BFH relativiert Gewinnerzielungsverbot
Selbst diese Dreijahresregelung ist nach Auffassung des BFH als Vereinfachungsregelung aber zu pauschal. Dass ein Betrieb der Wohlfahrtspflege im Wesentlichen um des Erwerbs Willen anstatt zum Wohle der Allgemeinheit tätig wird, so der BFH, folgt noch nicht daraus, dass in drei aufeinanderfolgenden Jahren Gewinne erzielt wurden. Das ist erst dann der Fall, wenn die Erfüllung der steuerbegünstigten Satzungszwecke gegenüber der Absicht zur Erzielung von finanziellen Überschüssen in den Hintergrund tritt (BFH, Urteil vom 18.08.2022, Az. V R 49/19).
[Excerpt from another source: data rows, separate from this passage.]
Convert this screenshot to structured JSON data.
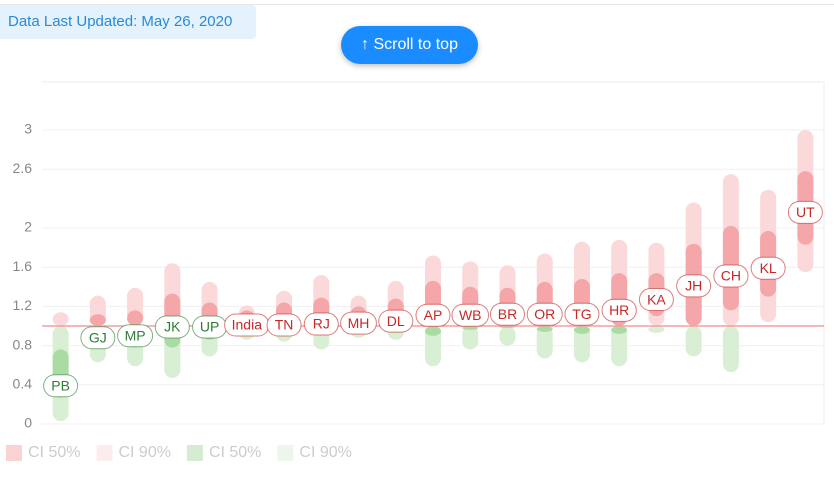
{
  "header": {
    "updated": "Data Last Updated: May 26, 2020",
    "scroll_button": "↑ Scroll to top"
  },
  "chart_data": {
    "type": "range",
    "categories": [
      "PB",
      "GJ",
      "MP",
      "JK",
      "UP",
      "India",
      "TN",
      "RJ",
      "MH",
      "DL",
      "AP",
      "WB",
      "BR",
      "OR",
      "TG",
      "HR",
      "KA",
      "JH",
      "CH",
      "KL",
      "UT"
    ],
    "values": [
      0.39,
      0.88,
      0.9,
      0.99,
      0.99,
      1.01,
      1.01,
      1.02,
      1.03,
      1.05,
      1.11,
      1.11,
      1.12,
      1.12,
      1.12,
      1.16,
      1.27,
      1.41,
      1.51,
      1.59,
      2.16
    ],
    "ci50_low": [
      0.27,
      0.78,
      0.78,
      0.78,
      0.86,
      0.95,
      0.94,
      0.92,
      0.96,
      0.96,
      0.9,
      0.96,
      0.98,
      0.94,
      0.92,
      0.92,
      1.1,
      1.0,
      1.16,
      1.3,
      1.83
    ],
    "ci50_high": [
      0.76,
      1.12,
      1.16,
      1.33,
      1.24,
      1.16,
      1.24,
      1.29,
      1.2,
      1.28,
      1.46,
      1.4,
      1.39,
      1.45,
      1.48,
      1.54,
      1.54,
      1.84,
      2.02,
      1.97,
      2.58
    ],
    "ci90_low": [
      0.03,
      0.63,
      0.59,
      0.47,
      0.69,
      0.86,
      0.84,
      0.76,
      0.88,
      0.86,
      0.59,
      0.76,
      0.8,
      0.67,
      0.63,
      0.59,
      0.93,
      0.69,
      0.53,
      1.04,
      1.55
    ],
    "ci90_high": [
      1.14,
      1.31,
      1.39,
      1.64,
      1.45,
      1.21,
      1.36,
      1.52,
      1.31,
      1.46,
      1.72,
      1.66,
      1.62,
      1.74,
      1.86,
      1.88,
      1.85,
      2.26,
      2.55,
      2.39,
      3.0
    ],
    "threshold": 1,
    "ylim": [
      0,
      3.49
    ],
    "yticks": [
      0,
      0.4,
      0.8,
      1.2,
      1.6,
      2,
      2.6,
      3
    ],
    "grid": true,
    "colors": {
      "above": "#c62828",
      "below": "#2e7d32",
      "line": "#f0a0a0"
    },
    "legend": [
      {
        "label": "CI 50%",
        "color": "#f4a6a8"
      },
      {
        "label": "CI 90%",
        "color": "#fbd9da"
      },
      {
        "label": "CI 50%",
        "color": "#a9dba2"
      },
      {
        "label": "CI 90%",
        "color": "#d8efd4"
      }
    ]
  }
}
Wann das konkret der Fall ist, lässt der BFH offen. Man darf seinen Einwand gegen die Pauschalregelung wohl so auslegen, dass die Einrichtung erhebliche Gewinne erzielen muss, und das nicht nur über wenige Jahre.
Verbot gilt nicht für alle Zweckbetriebe
Der BFH stellt ausdrücklich klar, dass das spezielle Gewinnerzielungsverbot für Wohlfahrtspflegebetriebe nicht auf andere Zweckbetriebe übertragen werden kann (BFH, Urteil vom 18.08.2022, Az. V R 49/19).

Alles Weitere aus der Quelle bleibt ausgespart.